Contrawise, my mom would be at home, sewing, my dad would be at work, and I’d be thrown out of the house and told to go to the park. (mile and a half away.)

Amazing how that works out.

I doubt most conservatives who are against gay parents have the willingness to look at the issue beyond the ‘gayness is icky’ factor.

Sure, all other factors being the same, two parents are better than one. But three parents are better than two. Four are better than three, etc. “It take a village”. I definitely think kids in general have lost a little bit from the idealization of the nuclear family and isolationism/stranger-danger by not having access to a larger extended family to spend time with and other community adults.

Sure, having male and female guardians / role models is good. But the more diversity the better. Having guardians / role models of various ages, sexes, sexual orientations, races, etc is even better.

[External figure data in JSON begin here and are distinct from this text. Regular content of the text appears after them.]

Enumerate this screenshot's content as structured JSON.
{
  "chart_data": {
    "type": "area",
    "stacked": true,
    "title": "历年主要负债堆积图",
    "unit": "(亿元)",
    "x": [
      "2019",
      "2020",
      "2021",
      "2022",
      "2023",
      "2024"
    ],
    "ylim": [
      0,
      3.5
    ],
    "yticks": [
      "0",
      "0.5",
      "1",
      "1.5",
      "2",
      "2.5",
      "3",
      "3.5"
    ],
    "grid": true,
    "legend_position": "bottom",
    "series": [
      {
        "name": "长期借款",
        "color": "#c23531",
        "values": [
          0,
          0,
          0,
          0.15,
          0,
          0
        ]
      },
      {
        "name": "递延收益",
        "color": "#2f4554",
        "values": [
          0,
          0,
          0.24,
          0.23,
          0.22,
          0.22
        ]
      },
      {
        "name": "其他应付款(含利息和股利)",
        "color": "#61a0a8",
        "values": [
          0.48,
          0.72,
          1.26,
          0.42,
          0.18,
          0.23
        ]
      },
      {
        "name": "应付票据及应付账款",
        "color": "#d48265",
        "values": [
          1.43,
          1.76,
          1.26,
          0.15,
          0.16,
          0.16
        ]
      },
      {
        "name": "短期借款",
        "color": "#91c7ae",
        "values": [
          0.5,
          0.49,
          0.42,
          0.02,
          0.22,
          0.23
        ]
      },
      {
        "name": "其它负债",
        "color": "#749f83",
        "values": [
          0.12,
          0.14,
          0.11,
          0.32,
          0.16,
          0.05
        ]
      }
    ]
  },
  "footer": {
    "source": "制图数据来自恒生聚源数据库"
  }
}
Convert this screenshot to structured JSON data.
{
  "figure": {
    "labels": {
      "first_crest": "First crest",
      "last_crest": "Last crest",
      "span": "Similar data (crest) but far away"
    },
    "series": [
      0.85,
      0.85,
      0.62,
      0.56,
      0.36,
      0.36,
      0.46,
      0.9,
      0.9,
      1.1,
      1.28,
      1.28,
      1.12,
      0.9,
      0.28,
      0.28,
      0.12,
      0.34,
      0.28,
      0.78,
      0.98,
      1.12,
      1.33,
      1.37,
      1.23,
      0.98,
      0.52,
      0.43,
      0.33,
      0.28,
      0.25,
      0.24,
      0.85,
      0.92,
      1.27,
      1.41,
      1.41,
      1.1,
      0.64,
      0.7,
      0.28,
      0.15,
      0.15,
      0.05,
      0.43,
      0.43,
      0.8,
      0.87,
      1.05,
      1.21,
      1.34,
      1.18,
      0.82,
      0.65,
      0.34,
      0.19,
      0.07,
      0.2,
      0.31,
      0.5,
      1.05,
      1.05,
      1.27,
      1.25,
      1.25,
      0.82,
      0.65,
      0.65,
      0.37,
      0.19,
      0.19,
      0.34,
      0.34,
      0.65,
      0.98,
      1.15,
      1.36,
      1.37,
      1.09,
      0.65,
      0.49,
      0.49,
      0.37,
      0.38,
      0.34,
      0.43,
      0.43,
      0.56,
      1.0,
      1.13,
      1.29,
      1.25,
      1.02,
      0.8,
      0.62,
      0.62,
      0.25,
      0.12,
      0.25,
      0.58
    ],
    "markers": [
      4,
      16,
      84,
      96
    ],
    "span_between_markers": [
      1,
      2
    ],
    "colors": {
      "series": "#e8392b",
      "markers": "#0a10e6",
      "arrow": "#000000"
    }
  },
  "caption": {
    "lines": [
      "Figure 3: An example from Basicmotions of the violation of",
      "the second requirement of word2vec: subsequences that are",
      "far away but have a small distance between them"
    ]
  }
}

Hell, having money is better.

But I doubt the conservatives are going to mandate that all kids must be raised by large extended and diverse rich families. Which proves that their actual reasons/motivations are full of shit.

There are no guarantees in life. Non smokers can get lung cancer and smokers do avoid it.

You can position for the ideal situation though.

In order of preference for the raising of children

  1. Two opposite sex parents

  2. Two same sex parents

  3. Single parent mom

  4. Single parent father

  5. Two opposite sex non-biological parents

  6. Two same sex non-biological parents

  7. Single non-biological mom

  8. Single non-biological dad

  9. orphan

Even so, given we are talking about the ideal situation, there’s nothing to prevent the parent/parents of less ideal situations to overcome the disadvantages and provide a superior upbringing for their children.